Not only does this mean less ‘punching’ against the restriction of your wetsuit, but it makes managing choppy conditions easier and helps with our next tip…
Increase your stroke rate
With waves, currents, surface choppiness from wind and hundreds of athletes swimming in close proximity, the movement of the water when swimming outside is markedly different from that experienced in a pool.
All this movement makes it harder to achieve an efficient catch in the way you might have honed when following the black line indoors. As you’re likely to be grabbing less water with each catch, increasing stroke rate can help maximise the propulsion you can produce over a given distance.
The trick is to find a higher stroke rate without resorting to a flat-out sprint. This can be achieved by either reducing the dead spots and any over-gliding in your stroke or by beginning the recovery earlier in your stroke as the final portion offers limited propulsion in open water. Either way, don’t lose focus on a strong, efficient catch.
Improve sighting efficiency
Sighting is essential to avoid swimming extra distance in your race. There are typically two ways to sight: breathe then sight or sight then breathe. You might find one method easier than the other or even find that you mix methods, employing one on each side.
However you sight, there is always some disruption to your natural stroke, so practise sighting in the pool and even time yourself, repeatedly swimming the same distance at a steady pace while sighting, to get an idea of which sighting style might be most efficient for you.
Seeing a video of yourself sighting or getting a fellow athlete to take a look can quickly help establish the smoothest sighting for your swimming style and which methods most hamper your technique.
Get Your Head Down
With all the sighting that’s necessary while swimming in open water, there’s a tendency to keep the head lifted while swimming. This not only lowers the legs – causing speed-sapping drag – but can create enough imbalance to make you veer off to one side, meaning you’ll swim further than you need to.
By dropping your chin back to neutral between sighting strokes, you’ll get back to that pool-honed technique with better rotation for straighter, faster swimming.
Embrace the draft
Finding a good pair of feet to draft can shave minutes off your swim time so getting used to swimming with others around you is an essential skill for every triathlete.

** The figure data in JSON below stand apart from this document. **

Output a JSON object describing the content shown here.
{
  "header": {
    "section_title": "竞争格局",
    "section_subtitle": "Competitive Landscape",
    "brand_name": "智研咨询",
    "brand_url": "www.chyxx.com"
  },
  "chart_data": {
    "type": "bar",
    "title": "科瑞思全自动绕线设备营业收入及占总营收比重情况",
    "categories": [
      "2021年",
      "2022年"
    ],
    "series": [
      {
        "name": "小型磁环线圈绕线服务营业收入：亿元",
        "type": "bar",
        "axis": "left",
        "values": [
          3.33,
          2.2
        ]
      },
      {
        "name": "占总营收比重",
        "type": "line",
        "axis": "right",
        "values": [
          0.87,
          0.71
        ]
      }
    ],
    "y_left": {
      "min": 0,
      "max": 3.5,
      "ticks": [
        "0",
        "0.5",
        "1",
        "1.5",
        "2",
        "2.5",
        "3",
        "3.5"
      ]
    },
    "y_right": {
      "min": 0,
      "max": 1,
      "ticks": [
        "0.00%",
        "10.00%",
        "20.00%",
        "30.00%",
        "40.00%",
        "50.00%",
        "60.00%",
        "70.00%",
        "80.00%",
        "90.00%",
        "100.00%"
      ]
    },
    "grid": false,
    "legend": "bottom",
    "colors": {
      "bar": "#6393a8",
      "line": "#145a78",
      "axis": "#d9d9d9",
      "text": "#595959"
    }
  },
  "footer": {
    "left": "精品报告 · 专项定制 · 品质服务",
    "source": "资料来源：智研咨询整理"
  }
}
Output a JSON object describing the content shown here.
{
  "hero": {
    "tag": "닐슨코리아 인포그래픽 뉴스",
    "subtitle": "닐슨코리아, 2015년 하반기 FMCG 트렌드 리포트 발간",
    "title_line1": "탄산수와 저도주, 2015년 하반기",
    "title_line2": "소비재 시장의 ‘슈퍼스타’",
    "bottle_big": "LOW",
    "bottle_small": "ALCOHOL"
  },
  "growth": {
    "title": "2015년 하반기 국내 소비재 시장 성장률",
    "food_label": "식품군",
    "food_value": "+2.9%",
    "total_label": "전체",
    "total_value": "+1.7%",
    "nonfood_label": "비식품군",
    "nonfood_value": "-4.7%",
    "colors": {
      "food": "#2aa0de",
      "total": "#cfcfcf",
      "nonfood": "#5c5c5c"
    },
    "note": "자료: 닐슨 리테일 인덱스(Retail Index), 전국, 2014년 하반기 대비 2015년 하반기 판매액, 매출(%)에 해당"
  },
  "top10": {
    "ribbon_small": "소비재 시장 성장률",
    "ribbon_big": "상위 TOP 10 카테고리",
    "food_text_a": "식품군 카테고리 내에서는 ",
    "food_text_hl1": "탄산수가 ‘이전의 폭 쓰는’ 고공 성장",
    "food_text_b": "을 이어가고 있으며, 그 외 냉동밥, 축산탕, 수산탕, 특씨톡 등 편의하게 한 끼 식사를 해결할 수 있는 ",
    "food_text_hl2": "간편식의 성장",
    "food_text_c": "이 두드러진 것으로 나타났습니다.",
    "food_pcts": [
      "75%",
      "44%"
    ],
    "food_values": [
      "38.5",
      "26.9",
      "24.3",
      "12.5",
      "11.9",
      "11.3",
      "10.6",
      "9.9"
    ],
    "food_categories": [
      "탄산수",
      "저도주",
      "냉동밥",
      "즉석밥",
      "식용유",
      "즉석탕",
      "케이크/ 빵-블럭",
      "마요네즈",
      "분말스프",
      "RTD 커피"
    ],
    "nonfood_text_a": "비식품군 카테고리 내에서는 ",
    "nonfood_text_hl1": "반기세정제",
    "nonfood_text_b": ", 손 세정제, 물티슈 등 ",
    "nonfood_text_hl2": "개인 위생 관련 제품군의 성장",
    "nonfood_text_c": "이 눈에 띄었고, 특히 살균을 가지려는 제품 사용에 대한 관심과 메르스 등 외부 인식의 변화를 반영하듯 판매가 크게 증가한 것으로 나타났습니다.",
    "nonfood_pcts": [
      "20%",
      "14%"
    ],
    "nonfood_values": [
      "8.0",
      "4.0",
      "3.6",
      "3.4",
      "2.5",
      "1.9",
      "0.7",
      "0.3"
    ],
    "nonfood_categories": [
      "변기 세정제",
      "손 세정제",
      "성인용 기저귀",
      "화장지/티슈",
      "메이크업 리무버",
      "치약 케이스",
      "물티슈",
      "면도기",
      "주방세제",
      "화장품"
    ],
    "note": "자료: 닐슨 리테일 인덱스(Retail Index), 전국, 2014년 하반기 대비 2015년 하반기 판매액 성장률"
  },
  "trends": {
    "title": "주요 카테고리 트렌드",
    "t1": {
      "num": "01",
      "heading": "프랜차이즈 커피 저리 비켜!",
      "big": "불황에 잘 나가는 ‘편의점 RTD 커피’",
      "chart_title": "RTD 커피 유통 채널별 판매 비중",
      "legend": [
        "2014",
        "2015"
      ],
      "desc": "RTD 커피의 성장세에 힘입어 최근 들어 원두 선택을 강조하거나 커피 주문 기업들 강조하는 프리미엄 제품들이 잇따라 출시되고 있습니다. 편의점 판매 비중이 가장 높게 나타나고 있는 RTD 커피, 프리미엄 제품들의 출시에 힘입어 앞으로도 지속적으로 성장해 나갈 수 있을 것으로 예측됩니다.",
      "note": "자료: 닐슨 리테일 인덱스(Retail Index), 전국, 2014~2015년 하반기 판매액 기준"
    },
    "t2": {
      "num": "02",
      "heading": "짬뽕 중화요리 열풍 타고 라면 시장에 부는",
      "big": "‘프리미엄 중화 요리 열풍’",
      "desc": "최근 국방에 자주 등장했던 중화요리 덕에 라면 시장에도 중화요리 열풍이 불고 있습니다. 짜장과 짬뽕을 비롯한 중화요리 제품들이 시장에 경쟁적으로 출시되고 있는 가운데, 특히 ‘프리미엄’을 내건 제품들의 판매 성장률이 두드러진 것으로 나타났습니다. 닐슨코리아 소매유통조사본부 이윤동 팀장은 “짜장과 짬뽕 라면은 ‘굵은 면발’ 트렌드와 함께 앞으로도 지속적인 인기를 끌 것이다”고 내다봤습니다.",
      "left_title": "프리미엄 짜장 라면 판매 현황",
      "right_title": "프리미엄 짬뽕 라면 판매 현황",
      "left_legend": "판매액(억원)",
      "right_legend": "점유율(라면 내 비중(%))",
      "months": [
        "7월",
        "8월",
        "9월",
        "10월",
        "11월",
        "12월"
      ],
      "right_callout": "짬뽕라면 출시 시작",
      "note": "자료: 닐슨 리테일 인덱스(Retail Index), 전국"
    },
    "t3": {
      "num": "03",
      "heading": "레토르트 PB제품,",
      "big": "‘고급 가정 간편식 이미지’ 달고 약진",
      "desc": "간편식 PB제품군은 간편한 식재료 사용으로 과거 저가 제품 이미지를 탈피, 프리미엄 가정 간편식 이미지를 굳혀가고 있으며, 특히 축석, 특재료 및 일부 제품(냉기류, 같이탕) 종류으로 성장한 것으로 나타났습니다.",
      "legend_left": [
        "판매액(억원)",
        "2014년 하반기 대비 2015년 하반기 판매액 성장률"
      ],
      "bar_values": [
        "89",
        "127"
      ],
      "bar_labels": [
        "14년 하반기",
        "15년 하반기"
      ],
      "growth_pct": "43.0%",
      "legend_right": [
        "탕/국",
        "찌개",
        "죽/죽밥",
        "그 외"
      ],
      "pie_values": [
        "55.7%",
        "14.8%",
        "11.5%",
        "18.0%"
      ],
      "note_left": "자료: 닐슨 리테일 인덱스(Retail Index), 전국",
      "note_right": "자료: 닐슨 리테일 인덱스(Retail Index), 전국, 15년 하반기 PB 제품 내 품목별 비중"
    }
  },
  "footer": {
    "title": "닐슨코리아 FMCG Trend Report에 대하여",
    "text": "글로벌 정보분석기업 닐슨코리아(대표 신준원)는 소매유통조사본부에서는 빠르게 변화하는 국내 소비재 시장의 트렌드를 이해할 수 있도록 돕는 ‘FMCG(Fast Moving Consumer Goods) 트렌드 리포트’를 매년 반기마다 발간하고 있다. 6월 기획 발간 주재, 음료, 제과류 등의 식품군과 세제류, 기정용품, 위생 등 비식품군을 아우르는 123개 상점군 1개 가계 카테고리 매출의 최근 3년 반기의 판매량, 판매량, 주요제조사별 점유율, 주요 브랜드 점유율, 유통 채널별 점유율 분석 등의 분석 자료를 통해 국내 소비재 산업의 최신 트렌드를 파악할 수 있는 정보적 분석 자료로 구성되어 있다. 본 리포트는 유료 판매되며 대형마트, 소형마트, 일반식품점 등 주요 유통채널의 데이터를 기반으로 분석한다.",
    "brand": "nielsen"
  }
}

Your ideal drafting target will be someone who’s swimming a little faster than you. Stay close, but remain conscious of sighting and your effort levels to avoid following someone off course or going too hard just to keep with them.
If you can find a whole group of swimmers to draft behind, your exertion will drop significantly, so sighting not just the buoys but groups of nearby swimmers can put you in a great position to ease yourself through a fast swim and save your efforts for the bike.